Quatre ans plus tard, les études de Maria Sibylla Merian sur le Suriname aboutissent à la publication de Metamorphosis insectorum surinamensium (La métamorphose des insectes du Suriname). Ses soixante illustrations sont axées sur les processus et la transformation de la vie des insectes (tout comme ses précédentes publications). Le livre est publié à Amsterdam sous forme d’édition folio, en néerlandais et en latin. Contrairement à beaucoup de ses contemporains, Maria Sibylla Merian attribue le mérite de leurs efforts à ses serviteurs surinamiens.
Avant 1700, peu d’images en couleur du Nouveau Monde sont disponibles. La précision et le détail des illustrations de Maria Sibylla Merian dans Metamorphosis ont grandement contribué au domaine de l’entomologie.

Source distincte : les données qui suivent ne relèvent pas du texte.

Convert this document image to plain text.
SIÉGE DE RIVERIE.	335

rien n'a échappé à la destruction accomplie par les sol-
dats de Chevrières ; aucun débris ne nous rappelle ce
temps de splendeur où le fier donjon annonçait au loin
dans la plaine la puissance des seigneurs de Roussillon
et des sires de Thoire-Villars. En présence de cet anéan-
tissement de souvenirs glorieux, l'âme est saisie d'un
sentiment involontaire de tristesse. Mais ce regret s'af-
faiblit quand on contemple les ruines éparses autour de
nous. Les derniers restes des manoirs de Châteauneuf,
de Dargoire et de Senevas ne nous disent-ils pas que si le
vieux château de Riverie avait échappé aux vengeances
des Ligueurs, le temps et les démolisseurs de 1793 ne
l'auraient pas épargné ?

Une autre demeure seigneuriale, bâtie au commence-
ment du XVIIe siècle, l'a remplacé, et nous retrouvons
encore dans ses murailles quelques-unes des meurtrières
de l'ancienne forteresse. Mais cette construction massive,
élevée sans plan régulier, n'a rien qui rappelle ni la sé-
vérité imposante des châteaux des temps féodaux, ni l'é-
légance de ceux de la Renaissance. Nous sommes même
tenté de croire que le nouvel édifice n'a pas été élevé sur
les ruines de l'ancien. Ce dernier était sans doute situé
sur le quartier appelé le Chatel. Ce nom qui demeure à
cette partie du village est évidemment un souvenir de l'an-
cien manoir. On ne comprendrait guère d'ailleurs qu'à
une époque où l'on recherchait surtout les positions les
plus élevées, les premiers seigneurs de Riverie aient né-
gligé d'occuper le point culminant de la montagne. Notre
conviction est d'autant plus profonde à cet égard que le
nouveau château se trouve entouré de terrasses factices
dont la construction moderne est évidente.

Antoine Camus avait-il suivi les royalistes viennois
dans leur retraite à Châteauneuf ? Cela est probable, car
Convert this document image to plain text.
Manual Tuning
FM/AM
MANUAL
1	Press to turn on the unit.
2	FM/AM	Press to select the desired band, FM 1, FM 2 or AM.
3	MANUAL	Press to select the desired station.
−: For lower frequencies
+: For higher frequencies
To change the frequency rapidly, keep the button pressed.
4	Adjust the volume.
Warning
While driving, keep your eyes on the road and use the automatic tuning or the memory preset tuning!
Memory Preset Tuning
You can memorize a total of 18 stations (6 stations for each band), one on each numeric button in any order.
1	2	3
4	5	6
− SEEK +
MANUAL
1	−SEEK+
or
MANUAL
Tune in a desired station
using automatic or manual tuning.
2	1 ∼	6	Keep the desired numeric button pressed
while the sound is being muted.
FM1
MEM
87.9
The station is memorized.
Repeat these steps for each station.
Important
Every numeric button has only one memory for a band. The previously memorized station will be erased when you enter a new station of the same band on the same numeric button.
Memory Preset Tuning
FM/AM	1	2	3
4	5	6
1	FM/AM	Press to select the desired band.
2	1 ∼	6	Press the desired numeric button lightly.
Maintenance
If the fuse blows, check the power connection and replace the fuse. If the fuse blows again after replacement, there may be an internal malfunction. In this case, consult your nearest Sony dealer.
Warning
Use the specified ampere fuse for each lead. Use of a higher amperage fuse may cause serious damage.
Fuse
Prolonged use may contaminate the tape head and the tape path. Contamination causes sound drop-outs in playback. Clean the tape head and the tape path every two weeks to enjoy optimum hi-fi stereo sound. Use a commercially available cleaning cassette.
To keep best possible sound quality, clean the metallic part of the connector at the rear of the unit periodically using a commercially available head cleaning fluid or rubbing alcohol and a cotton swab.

Toutes les chenilles et tous les papillons y sont représentés sur leur plante nourricière. Les papillons sont dessinés en taille réelle et chaque planche est accompagnée d’une description scientifique. Metamorphosis a établi Maria Merian comme une figure reconnue dans son domaine.
En 1715, elle est victime d’une attaque qui la paralyse en partie. Elle poursuit son travail à Amsterdam jusqu’à sa mort le 13 janvier 1717. Sa fille Dorothea a publié à titre posthume Erucarum Ortus Alimentum et Paradoxa Metamorphosis, un recueil des œuvres de sa mère.